Reducing in Java
Even if you are already familiar with functional programming concepts, I find that using Stream#reduce is a little complicated. There are three different reduce methods on the interface, so I want to walk through some simple examples of each.
As defined in the Java documentation, reduction is an operation over an input sequence which results in a single result. It’s one of the three fundamental sequence operation (along with map and filter). In some languages, this operation is called a fold. In most use cases, “reduction” is semantically correct, but it is also possible to “reduce” a collection into a bigger collection.
One way to think of reduction is that you are going to go over each element of a sequence and take an action against that element with only the previous result to compare against.
Just a warning, I’m going to use contrived and simplistic examples. Several of these examples reproduce JDK API methods, and those should be used in actual code.
For each of the reduce methods, you will need a BinaryOperator function. This is any function which takes two arguments of the same type and returns an object of that same type. So, you can take two Integer values and return an Integer. The BinaryOperator interface exposes two static methods which demonstrate common use cases: minBy and maxBy. These both take a Comparator to produce a BinaryOperator which will take two values, compare them, then return the lesser or greater of the two values.
So, for every reduction, you are going to use a BinaryOperator to reduce the values into a single, final result.
Let’s start with the two-argument reduce.
T reduce(T identity, BinaryOperator<T> accumulator)
Performs a reduction on the elements of this stream, using the provided identity value and an associative accumulation function, and returns the reduced value.
I find this to be the most straightforward to use, because it closely maps to several mathematical concepts you are already familiar with: sum, product, maximum. Yeah, there are built-in methods for (two of) these already, but it lays out the concept well.
The accumulator is a BinaryOperator, as discussed above. The other important concept here is the “identity”. An identity function is a function which always returns the input parameter. Think of this as your starting value, should the sequence be empty or only have one value. So, with addition, you can add zero to any number to get itself. For multiplication, this is the number one. In the maximum case, you need to choose a sensible default — you could set it to 0 or 1 if your use-case prohibits negative numbers.

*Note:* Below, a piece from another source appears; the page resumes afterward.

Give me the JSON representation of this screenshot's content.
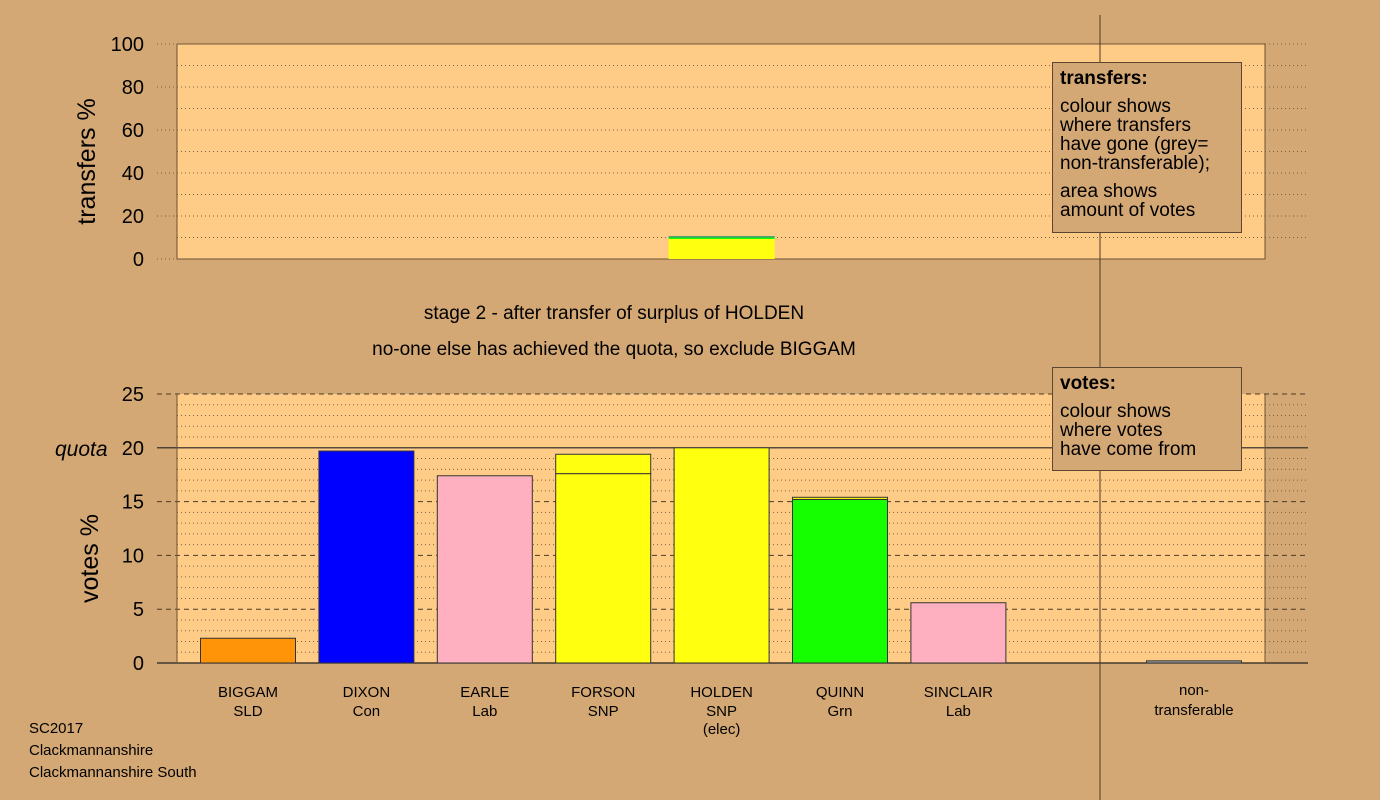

The last point is important: a sensible default. This model should guide you away from having a null value. Even if you have an empty collection, there will be a result.
Optional<T> reduce(BinaryOperator<T> accumulator)
Performs a reduction on the elements of this stream, using an associative accumulation function, and returns an Optional describing the reduced value, if any.
The single-argument method has no “identity” value, so it has to return an Optional to indicate that potentially no value will be accumulated from the reduction. You can think of this version as setting the default based upon the first value in the collection. An empty collection will return an empty Optional. A collection with only one element will return that element. For this reason, the single-argument reduce may be a better approach to minimum and maximum.
As you can see from the first case, instead of encoding a default value as an identity, you can use the Optional to provide it.
And remember that a BinaryOperator is any function which takes two arguments of the same type and returns that type. It means you can do the following:
The first example gives you 3 to the power of 3 to the power of 3. Look at the second example and think about what it might do. This example is completely useless.
Before covering the three-argument reduce method, we should go over BiFunction. This interface takes two arguments of a different type and returns a value, potentially of a third type. The restriction laid out for reduce, however, requires that the return type be the same as the first argument. What this amounts to is that you must take as input the element type of the sequence, but can return a different kind of object at the end.
<U> U reduce(U identity, BiFunction<U, ? super T, U> accumulator, BinaryOperator<U> combiner)
Performs a reduction on the elements of this stream, using the provided identity, accumulation and combining functions.
The presence of the BiFunction means you are going to reduce over the collection in order to produce a result of a different type. This can be a useful tool when you want to reduce over a collection to produce a different kind of collection.
This example is derived from some legacy code at work, minimally adapted to show the technique. He we have a collection of Throttles, and we use them (lines 13–16) to reduce over a collection of objects those throttles can be applied to. We begin (the “identity”) with the collection we wish to filter. The “accumulator” takes each throttle and uses it to divide the initial collection into allowed and blocked. The “combiner” just keeps the most recent results, passing it along to the next iteration of the accumulator. The result is that once something is blocked, it is excluded from the next round. At the end, we should be left with a collection of Potential objects which pass all the Throttles. Our final result includes those which are allowed and those which are blocked.
Like I warned at the beginning, these are contrived examples. This example for the three-argument reduce is definitely not to be reproduced for this exact situation. I say this because Functions (or in this case, Predicates) compose. You can already combine them with Function#andThen, Function#combine, Predicate#and, or Predicate#or. If you wanted to chain several filters together, you would just compose the Predicates and then use a Collectors#groupingBy to divide them into two collections.